MASTERS AND JOHNSON'S new book is in line with their previous contributions in that it attempts an objective, scientific appraisal of human sexual behavior based upon observation of couples in the laboratory. This new account includes studies of homosexual couples, both male and female, and comparisons of homosexuals encounters with those of heterosexuals. It also includes some interesting observations upon those whose preference for one sex rather than the other is undetermined. Some of the couples studied were "committed" - that is, engaged in a long-term relationship. A smaller number were "assigned" - that is, chosen for each other by Masters and Johnson.

The authors' basic assumption is that all human beings are entitled to satisfactory sexual release as their birthright, whether they be heterosexual or homosexual. Although psychiatrists have devoted a great deal of time and energy to helping heterosexual couples with their sexual difficulties, homosexuals suffering from comparable problems have usually been repudiated by clinics and have found scant sympathy or understanding. One major contribution which Masters and Johnson make in this book is to show that, by the use of their approach, homosexuals who are unable to find sexual satisfaction can be helped to do so.

No doubt there are many, even in the field of mental health, who will be shocked by what they consider to be therapy directed toward reinforcing a pathological state of affairs. But those who take a more objective view of homosexuality can only be grateful to Masters and Johnson for initiative programs to improve their sexual functioning. Homosexually is difficult enough to cope with in our society without having the additional disadvantage of sexual dissatisfaction.

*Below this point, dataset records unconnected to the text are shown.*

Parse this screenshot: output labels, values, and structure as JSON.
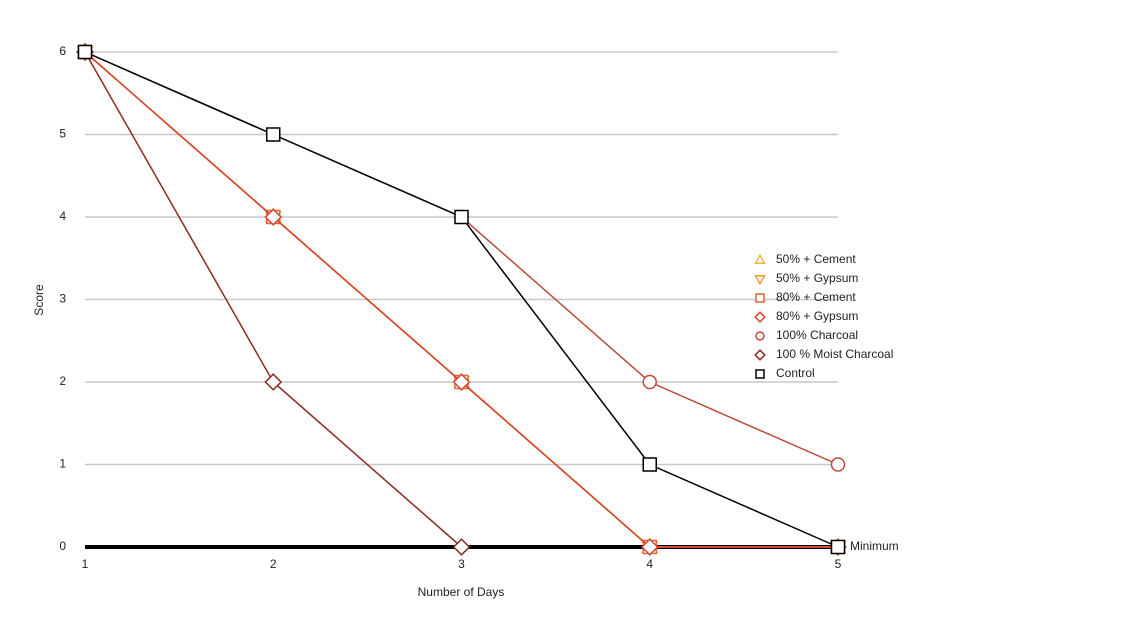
{
  "chart_data": {
    "type": "line",
    "x_label": "Number of Days",
    "y_label": "Score",
    "x": [
      1,
      2,
      3,
      4,
      5
    ],
    "xlim": [
      1,
      5
    ],
    "xticks": [
      1,
      2,
      3,
      4,
      5
    ],
    "ylim": [
      0,
      6
    ],
    "yticks": [
      0,
      1,
      2,
      3,
      4,
      5,
      6
    ],
    "grid": true,
    "legend": "right",
    "reference_line": {
      "value": 0,
      "label": "Minimum",
      "color": "#000000"
    },
    "series": [
      {
        "name": "50% + Cement",
        "color": "#f2b73a",
        "marker": "triangle-up",
        "values": [
          6,
          4,
          2,
          0,
          0
        ]
      },
      {
        "name": "50% + Gypsum",
        "color": "#ee9d2a",
        "marker": "triangle-down",
        "values": [
          6,
          4,
          2,
          0,
          0
        ]
      },
      {
        "name": "80% + Cement",
        "color": "#e2653a",
        "marker": "square",
        "values": [
          6,
          4,
          2,
          0,
          0
        ]
      },
      {
        "name": "80% + Gypsum",
        "color": "#d8452e",
        "marker": "diamond",
        "values": [
          6,
          4,
          2,
          0,
          0
        ]
      },
      {
        "name": "100% Charcoal",
        "color": "#b94a3c",
        "marker": "circle",
        "values": [
          6,
          5,
          4,
          2,
          1
        ]
      },
      {
        "name": "100 % Moist Charcoal",
        "color": "#8c2a22",
        "marker": "diamond",
        "values": [
          6,
          2,
          0,
          null,
          null
        ]
      },
      {
        "name": "Control",
        "color": "#000000",
        "marker": "square",
        "values": [
          6,
          5,
          4,
          1,
          0
        ]
      }
    ]
  }
}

Are there any differences in sexual performance and satisfaction between experienced heterosexual and homosexual partners? It will probably come as no surprise that couples of the same sex are at least as adept at satisfying each other's sexual needs as are heterosexual partners. Heterosexual coupling is bedeviled by the specter of male "performance," meaning that a man's pride is liable to be threatened if either he or his partner do not reach orgasm. Therefore, he pays more attention to "getting the job done" than to giving himself and his partner sensual pleasure along the way.

Moreover, according to Masters and Johnson, there is often a lack of communication between heterosexual couples which seldom exists between homosexuals. It is easier to perceive and to sympathize with the physical needs and preferences of one's own sex than to understand those of the opposite sex. In fact, a first reading of this book leaves one with the impression that, if orgasmic release is taken as being the one true goal of love, the most likely couples regularly to achieve it are the committed lesbians.

Masters and Johnsons offer some novel and extremely interesting observations about "ambisexuals." These are people, rather few in number, who not only have had sexual experience with both sexes, which is commonplace, but who also show no preference for one sex rather than the other. Though responding to any sexual opportunity, they have no interest in continuing relationships, being odd, lonely people who seem to put sex in a different category from affection, for which they express little need. Also, the ambisexuals have fewer sexual fantasies than either heterosexuals or homosexuals.

There is a chapter devoted to the topic of fantasies, and many people will be reassured to know that fantasies of being, or of interacting with, the sexual opposite of oneself or one's partner are vey common. Heterosexuals fantasize homosexual encounters, and vice versa, and both wonder what it would be like to be the opposite of what they are. Fantasies involving some sort of sexual compulsion are also commonplace.

Masters and Johnson have successfully treated a few people who wished either to revert to heterosexuality after a period of homosexuality, or else to convert to heterosexuality in spite of minimal experience in that activity. (Only two people requested conversion to homosexuality). Here, selection is all important. Social pressure still impel some toward heterosexuality who, emotionally, are not really inclined in that direction. Masters and Johnson's observations on selection will be found valuable by every professional who is consulted by such people.

Although one may occasionally jib at the rather mechanical approach which these innovators take to sex, and also deplore the jargon which they employ as a substitute for the English language, there is no doubt about the fundamental importance of their work. This is a valuable and original book.